Restaurateur and musician Tim McCloone is also the founder of Holiday Express. He created the idea of offering a live band performance during the nonprofit's events.

Wolton said the nonprofit's mission is to provide a party for those who wouldn't ordinarily have one.

"It's a great day, this is really what the holiday is all about," said Bob Martin, Holiday Express director of development. "This is an amazing collaboration of community members bringing light into people's lives."

Meanwhile, Holiday Express was also hosting a similar party at the same time over at St. Ann's Church in Newark, where an additional several hundred people were served.

"I feel very blessed to be here today, and to enjoy such a festive engagement," said Sharon Evans, Newark citizen.

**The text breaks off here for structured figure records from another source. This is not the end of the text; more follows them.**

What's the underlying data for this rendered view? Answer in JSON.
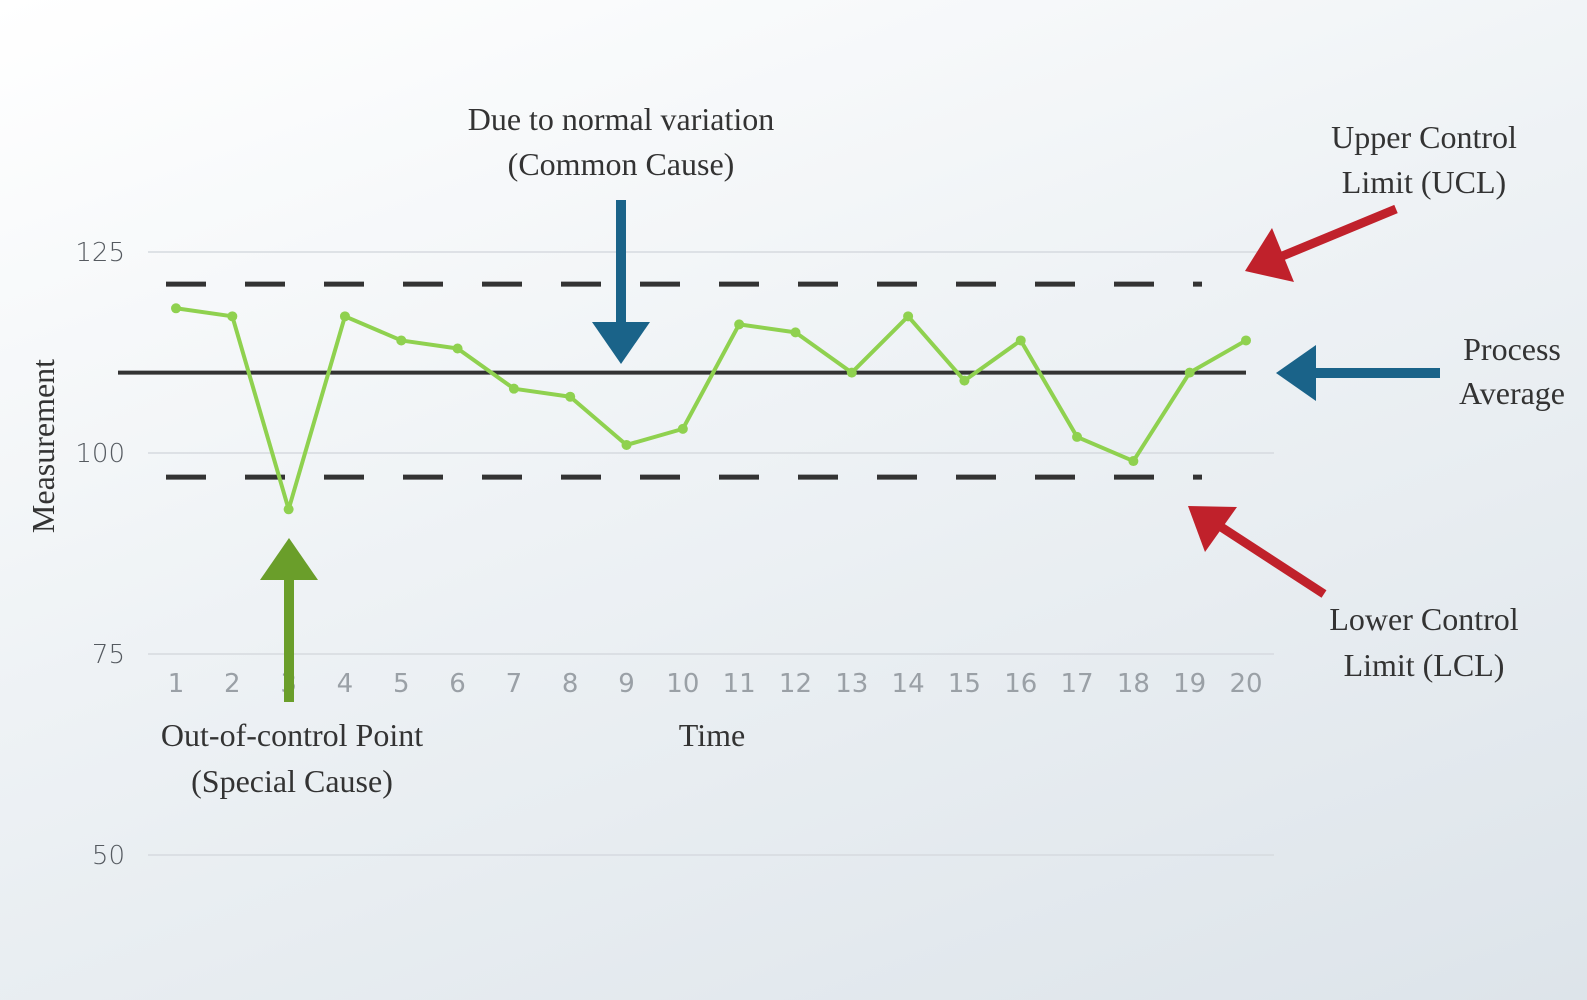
{
  "chart_data": {
    "type": "line",
    "xlabel": "Time",
    "ylabel": "Measurement",
    "ylim": [
      50,
      125
    ],
    "yticks": [
      50,
      75,
      100,
      125
    ],
    "grid": true,
    "x": [
      1,
      2,
      3,
      4,
      5,
      6,
      7,
      8,
      9,
      10,
      11,
      12,
      13,
      14,
      15,
      16,
      17,
      18,
      19,
      20
    ],
    "series": [
      {
        "values": [
          118,
          117,
          93,
          117,
          114,
          113,
          108,
          107,
          101,
          103,
          116,
          115,
          110,
          117,
          109,
          114,
          102,
          99,
          110,
          114
        ]
      }
    ],
    "reference_lines": {
      "ucl": 121,
      "process_average": 110,
      "lcl": 97
    },
    "annotations": {
      "common_cause": [
        "Due to normal variation",
        "(Common Cause)"
      ],
      "ucl": [
        "Upper Control",
        "Limit (UCL)"
      ],
      "process_average": [
        "Process",
        "Average"
      ],
      "lcl": [
        "Lower Control",
        "Limit (LCL)"
      ],
      "special_cause": [
        "Out-of-control Point",
        "(Special Cause)"
      ]
    },
    "colors": {
      "series": "#8fd14f",
      "reference": "#333333",
      "blue_arrow": "#1a6389",
      "red_arrow": "#c0212b",
      "green_arrow": "#6a9e2a",
      "grid": "#d6dadf"
    }
  }
}
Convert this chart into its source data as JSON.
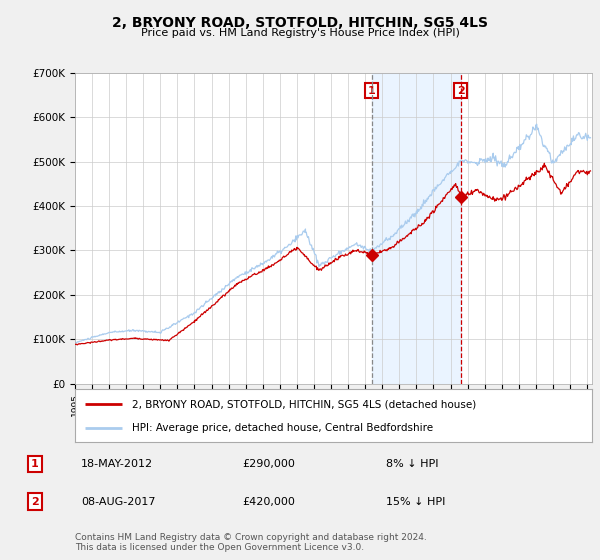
{
  "title": "2, BRYONY ROAD, STOTFOLD, HITCHIN, SG5 4LS",
  "subtitle": "Price paid vs. HM Land Registry's House Price Index (HPI)",
  "red_line_label": "2, BRYONY ROAD, STOTFOLD, HITCHIN, SG5 4LS (detached house)",
  "blue_line_label": "HPI: Average price, detached house, Central Bedfordshire",
  "marker1_date": "18-MAY-2012",
  "marker1_price": 290000,
  "marker1_pct": "8% ↓ HPI",
  "marker2_date": "08-AUG-2017",
  "marker2_price": 420000,
  "marker2_pct": "15% ↓ HPI",
  "footnote1": "Contains HM Land Registry data © Crown copyright and database right 2024.",
  "footnote2": "This data is licensed under the Open Government Licence v3.0.",
  "ylim": [
    0,
    700000
  ],
  "yticks": [
    0,
    100000,
    200000,
    300000,
    400000,
    500000,
    600000,
    700000
  ],
  "ytick_labels": [
    "£0",
    "£100K",
    "£200K",
    "£300K",
    "£400K",
    "£500K",
    "£600K",
    "£700K"
  ],
  "xlim_start": 1995.0,
  "xlim_end": 2025.3,
  "vline1_x": 2012.38,
  "vline2_x": 2017.6,
  "shade_start": 2012.38,
  "shade_end": 2017.6,
  "marker1_x": 2012.38,
  "marker1_y": 290000,
  "marker2_x": 2017.6,
  "marker2_y": 420000,
  "bg_color": "#f0f0f0",
  "plot_bg_color": "#ffffff",
  "grid_color": "#cccccc",
  "red_color": "#cc0000",
  "blue_color": "#aaccee",
  "shade_color": "#ddeeff",
  "vline1_color": "#888888",
  "vline2_color": "#cc0000",
  "title_fontsize": 10,
  "subtitle_fontsize": 8,
  "axis_fontsize": 7.5,
  "legend_fontsize": 7.5,
  "footnote_fontsize": 6.5
}
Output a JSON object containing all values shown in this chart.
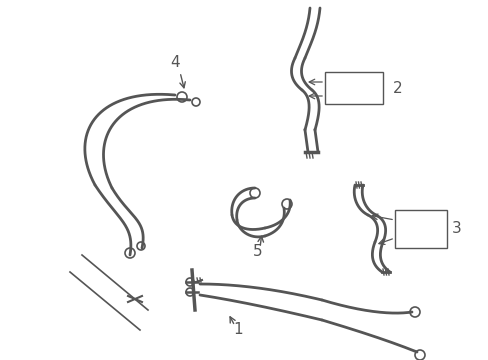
{
  "background_color": "#ffffff",
  "line_color": "#555555",
  "label_color": "#000000",
  "figsize": [
    4.89,
    3.6
  ],
  "dpi": 100
}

During the event, a song was dedicated to Barbara Moran, a volunteer who recently passed away. The emcee said "she was a little thing but extremely feisty." Several of the returning guests were familiar with her.

"It was nice, you really go out of y'all way for people. I really enjoyed it," said Jackie Jacobs of East Orange. 

Holiday Express is powered by 1,500 volunteers and relies solely on donations. The nonprofit hosts 100 events across New Jersey each year, mostly during November and December, and assists communities during tragedies.

Wolton said Holiday Express events reach an estimated 27,000 people annually.